Prochain, les chercheurs souhaitent améliorer la qualité et la stabilité de leur faisceau et travailler sur de meilleurs diagnostics qui leur permettront de mesurer la luminosité réelle du faisceau, au lieu de l'estimer.
Ces développements se feront une fois la mise à jour FACET, FACETTE-II, est terminé. "L'expérience repose sur la capacité d'utiliser un faisceau d'électrons puissant pour produire le sillage du plasma, " dit Vitaly Yakimenko, directeur de la division FACET du SLAC. « FACET-II sera le seul endroit au monde qui produira de tels faisceaux avec une intensité et une énergie suffisamment élevées. »
Dans cette étude, les électrons de fuite provenaient de l'intérieur du plasma (voir l'animation ci-dessus et le film ci-dessous). Juste au moment où le paquet d'électrons et son sillage sont passés, les chercheurs ont zappé l'hélium dans le plasma avec une seconde, flash laser étroitement focalisé. Cette fois, l'impulsion lumineuse avait assez d'énergie pour expulser les électrons des atomes d'hélium, et les électrons ont ensuite été accélérés dans le sillage.

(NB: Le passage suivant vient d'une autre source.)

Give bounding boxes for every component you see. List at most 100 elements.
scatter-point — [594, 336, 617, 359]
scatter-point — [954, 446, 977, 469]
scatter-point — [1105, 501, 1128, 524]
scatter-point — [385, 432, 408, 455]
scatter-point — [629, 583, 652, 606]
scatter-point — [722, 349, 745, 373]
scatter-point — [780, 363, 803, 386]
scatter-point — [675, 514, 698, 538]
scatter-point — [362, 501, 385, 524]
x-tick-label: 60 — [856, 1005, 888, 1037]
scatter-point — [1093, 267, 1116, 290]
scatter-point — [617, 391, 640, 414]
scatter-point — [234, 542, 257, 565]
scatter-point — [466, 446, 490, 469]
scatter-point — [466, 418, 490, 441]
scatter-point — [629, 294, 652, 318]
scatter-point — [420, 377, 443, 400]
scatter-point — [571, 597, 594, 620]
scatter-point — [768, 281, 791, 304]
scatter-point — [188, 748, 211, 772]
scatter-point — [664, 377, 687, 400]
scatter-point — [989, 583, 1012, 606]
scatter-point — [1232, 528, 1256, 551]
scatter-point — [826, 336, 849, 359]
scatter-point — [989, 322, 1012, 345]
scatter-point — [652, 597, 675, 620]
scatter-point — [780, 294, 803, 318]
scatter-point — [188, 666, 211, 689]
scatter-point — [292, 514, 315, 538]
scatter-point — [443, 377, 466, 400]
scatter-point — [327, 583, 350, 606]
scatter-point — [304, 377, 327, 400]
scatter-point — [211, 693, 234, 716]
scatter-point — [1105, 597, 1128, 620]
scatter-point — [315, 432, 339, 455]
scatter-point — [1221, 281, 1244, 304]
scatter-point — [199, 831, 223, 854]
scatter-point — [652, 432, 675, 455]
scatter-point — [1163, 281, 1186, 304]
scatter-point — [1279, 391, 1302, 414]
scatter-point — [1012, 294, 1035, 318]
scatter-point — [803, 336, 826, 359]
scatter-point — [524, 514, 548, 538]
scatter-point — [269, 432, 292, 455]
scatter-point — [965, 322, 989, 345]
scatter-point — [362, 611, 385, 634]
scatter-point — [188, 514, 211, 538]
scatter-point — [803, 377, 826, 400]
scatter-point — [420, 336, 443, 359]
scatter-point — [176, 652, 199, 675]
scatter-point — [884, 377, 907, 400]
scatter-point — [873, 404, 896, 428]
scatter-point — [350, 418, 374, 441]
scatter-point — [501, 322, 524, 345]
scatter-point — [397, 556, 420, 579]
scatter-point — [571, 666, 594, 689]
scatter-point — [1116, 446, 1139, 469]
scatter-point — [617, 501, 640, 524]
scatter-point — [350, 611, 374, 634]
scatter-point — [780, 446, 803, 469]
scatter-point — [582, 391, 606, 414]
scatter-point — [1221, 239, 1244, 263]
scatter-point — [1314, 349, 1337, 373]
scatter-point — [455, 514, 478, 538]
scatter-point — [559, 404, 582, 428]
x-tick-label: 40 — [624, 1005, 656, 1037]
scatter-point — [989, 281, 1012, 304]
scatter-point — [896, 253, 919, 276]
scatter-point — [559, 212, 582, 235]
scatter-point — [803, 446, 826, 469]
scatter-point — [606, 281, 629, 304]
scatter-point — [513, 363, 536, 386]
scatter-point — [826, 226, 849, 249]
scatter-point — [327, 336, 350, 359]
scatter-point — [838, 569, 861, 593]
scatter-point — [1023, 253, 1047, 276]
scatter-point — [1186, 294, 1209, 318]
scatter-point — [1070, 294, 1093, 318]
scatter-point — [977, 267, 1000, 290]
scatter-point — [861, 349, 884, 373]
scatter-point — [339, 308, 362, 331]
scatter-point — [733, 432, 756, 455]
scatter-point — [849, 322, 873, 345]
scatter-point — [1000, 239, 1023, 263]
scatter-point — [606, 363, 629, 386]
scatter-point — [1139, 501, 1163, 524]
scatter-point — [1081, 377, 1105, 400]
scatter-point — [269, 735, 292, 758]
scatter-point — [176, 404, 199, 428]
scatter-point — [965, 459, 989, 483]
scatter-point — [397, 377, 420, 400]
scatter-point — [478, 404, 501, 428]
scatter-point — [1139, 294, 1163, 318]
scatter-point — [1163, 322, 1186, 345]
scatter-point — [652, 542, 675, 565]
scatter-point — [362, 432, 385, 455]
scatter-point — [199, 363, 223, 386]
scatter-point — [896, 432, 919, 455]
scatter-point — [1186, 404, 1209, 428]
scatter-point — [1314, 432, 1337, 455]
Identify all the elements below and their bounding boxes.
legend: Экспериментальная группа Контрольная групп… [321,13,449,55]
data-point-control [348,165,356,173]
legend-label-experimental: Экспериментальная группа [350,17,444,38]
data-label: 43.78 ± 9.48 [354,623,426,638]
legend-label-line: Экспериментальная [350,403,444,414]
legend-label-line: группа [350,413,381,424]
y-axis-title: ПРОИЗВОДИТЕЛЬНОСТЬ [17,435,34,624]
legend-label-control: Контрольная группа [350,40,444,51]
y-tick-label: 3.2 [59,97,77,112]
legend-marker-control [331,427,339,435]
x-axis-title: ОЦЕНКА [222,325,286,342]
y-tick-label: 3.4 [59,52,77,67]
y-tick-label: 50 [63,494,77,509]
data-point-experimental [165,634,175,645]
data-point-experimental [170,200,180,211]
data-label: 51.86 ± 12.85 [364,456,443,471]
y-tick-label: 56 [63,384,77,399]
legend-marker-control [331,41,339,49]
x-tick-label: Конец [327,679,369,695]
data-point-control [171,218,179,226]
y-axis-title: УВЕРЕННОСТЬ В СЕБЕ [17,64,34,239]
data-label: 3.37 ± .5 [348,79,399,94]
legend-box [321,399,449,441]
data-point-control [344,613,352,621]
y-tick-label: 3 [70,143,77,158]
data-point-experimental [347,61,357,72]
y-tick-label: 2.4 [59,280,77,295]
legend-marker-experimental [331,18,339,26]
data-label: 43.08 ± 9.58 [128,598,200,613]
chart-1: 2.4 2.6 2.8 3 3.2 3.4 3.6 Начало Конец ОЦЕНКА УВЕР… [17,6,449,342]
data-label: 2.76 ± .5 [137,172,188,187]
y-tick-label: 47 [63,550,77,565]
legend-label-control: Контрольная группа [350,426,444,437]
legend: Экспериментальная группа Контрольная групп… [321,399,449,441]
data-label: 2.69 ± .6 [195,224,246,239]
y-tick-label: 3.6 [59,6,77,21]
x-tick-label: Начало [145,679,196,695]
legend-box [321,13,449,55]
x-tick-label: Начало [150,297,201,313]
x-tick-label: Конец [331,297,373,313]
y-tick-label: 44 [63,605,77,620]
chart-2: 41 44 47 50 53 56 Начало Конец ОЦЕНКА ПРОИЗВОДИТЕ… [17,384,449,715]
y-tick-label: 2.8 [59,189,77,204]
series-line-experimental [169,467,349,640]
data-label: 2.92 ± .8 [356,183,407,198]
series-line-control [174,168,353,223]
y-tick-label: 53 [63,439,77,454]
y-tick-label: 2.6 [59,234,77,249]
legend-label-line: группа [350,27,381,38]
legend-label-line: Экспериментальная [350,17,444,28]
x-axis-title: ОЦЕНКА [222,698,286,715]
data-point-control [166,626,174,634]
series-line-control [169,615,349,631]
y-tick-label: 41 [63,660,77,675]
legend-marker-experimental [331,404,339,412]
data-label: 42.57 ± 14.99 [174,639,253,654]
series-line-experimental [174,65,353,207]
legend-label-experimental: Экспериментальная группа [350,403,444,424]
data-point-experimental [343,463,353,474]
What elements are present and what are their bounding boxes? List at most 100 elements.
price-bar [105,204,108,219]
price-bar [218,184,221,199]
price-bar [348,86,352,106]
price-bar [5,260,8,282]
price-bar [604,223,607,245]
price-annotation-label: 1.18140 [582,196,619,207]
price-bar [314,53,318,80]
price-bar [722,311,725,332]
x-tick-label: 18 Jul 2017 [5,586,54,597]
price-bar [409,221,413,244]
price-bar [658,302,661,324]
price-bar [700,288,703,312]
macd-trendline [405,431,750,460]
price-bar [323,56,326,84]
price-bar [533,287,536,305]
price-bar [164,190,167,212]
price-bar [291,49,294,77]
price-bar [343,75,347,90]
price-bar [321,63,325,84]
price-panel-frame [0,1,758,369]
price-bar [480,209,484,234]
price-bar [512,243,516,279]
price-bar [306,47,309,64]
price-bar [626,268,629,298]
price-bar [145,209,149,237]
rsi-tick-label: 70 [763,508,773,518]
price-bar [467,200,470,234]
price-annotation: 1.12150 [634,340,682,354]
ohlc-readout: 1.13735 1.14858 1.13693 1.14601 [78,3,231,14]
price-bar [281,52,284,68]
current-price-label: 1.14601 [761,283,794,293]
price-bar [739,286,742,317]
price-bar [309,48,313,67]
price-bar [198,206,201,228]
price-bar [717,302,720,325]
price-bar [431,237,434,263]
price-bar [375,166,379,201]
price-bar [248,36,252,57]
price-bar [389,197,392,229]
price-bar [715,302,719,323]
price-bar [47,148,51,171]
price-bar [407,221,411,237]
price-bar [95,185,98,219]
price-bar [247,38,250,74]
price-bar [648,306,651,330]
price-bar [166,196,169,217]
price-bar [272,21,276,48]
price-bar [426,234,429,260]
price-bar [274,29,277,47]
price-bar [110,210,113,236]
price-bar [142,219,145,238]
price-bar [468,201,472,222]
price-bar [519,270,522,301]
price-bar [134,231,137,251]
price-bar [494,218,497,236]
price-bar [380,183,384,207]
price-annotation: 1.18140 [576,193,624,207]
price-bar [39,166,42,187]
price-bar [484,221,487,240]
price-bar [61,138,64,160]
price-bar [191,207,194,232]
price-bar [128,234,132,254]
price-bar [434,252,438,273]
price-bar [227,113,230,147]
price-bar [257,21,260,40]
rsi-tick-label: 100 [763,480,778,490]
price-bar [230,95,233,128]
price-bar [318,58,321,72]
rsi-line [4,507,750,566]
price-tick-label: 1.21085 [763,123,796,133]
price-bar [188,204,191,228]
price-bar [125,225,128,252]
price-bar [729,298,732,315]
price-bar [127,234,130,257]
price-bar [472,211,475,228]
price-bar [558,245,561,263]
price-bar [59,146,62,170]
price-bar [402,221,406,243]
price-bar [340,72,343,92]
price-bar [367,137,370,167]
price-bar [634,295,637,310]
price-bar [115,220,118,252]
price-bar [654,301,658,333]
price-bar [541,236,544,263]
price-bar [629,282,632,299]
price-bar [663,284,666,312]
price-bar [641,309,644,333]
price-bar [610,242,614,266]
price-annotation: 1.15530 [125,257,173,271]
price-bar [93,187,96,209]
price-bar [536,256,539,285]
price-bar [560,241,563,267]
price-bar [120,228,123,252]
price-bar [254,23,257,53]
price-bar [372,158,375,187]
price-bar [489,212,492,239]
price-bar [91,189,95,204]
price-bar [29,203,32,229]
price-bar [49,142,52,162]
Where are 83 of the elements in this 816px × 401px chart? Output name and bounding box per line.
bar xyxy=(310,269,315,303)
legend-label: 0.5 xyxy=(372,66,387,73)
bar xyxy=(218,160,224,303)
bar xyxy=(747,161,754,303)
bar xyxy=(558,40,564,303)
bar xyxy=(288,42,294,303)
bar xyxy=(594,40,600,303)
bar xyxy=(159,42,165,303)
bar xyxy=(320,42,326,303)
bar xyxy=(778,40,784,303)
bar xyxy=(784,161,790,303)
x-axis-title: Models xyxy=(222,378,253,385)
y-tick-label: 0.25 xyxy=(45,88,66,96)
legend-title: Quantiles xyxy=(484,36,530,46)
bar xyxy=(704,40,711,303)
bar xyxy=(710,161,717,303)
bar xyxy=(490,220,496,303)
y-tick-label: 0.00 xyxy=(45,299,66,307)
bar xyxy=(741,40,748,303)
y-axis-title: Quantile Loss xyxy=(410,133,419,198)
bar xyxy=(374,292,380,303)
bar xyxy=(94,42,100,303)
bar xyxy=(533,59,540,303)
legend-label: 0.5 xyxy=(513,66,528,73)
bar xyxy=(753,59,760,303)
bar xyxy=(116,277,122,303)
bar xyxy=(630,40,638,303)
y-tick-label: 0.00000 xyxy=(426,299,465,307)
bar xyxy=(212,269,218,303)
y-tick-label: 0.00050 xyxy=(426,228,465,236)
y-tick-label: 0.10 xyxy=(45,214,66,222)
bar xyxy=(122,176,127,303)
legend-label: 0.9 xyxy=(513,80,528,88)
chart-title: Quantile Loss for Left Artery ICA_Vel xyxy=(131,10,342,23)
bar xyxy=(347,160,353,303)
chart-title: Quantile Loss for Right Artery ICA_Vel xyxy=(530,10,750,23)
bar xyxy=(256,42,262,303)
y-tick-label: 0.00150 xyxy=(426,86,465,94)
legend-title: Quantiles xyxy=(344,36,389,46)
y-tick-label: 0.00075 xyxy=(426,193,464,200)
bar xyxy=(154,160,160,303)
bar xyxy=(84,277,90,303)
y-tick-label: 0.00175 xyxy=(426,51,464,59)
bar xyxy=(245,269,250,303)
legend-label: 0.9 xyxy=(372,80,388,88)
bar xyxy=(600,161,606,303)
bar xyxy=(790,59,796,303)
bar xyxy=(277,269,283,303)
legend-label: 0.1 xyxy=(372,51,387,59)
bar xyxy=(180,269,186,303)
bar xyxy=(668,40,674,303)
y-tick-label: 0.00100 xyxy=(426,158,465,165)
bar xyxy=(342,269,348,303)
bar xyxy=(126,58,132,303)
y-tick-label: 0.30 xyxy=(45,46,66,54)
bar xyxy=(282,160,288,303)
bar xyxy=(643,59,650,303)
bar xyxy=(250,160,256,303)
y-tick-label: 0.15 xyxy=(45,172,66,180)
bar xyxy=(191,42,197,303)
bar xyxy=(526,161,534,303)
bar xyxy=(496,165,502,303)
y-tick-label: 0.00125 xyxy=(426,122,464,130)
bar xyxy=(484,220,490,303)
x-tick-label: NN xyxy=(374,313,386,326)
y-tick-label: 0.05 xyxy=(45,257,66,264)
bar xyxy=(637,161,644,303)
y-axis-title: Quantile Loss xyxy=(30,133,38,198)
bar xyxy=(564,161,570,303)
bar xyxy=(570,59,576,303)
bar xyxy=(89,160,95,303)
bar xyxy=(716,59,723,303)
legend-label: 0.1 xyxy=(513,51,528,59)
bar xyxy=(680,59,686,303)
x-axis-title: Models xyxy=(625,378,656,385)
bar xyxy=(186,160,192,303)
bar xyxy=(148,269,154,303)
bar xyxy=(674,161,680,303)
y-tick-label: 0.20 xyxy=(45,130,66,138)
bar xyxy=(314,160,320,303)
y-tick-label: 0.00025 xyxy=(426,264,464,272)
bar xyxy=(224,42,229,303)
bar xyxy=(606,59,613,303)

La synchronisation entre le paquet d'électrons, se précipitant à travers le plasma avec presque la vitesse de la lumière, et le flash laser, ne dure que quelques millionièmes de milliardième de seconde, était particulièrement important et stimulant, dit Aihua Deng de l'UCLA, l'un des principaux auteurs de l'étude :« Si le flash arrive trop tôt, les électrons qu'il produit perturberont la formation du sillage du plasma. S'il arrive trop tard, le sillage du plasma s'est déplacé et les électrons ne seront pas accélérés."
Les chercheurs estiment que la luminosité du faisceau d'électrons obtenu avec la méthode du cheval de Troie peut déjà rivaliser avec la luminosité des sources d'électrons de pointe existantes.
"Ce qui rend notre technique transformatrice, c'est la façon dont les électrons sont produits, " dit Olivier Karger, l'autre auteur principal, qui était à l'Université de Hambourg, Allemagne, au moment de l'étude. Lorsque les électrons sont retirés de l'hélium, ils s'accélèrent rapidement vers l'avant, qui maintient le faisceau étroitement groupé et est une condition préalable pour des faisceaux plus lumineux.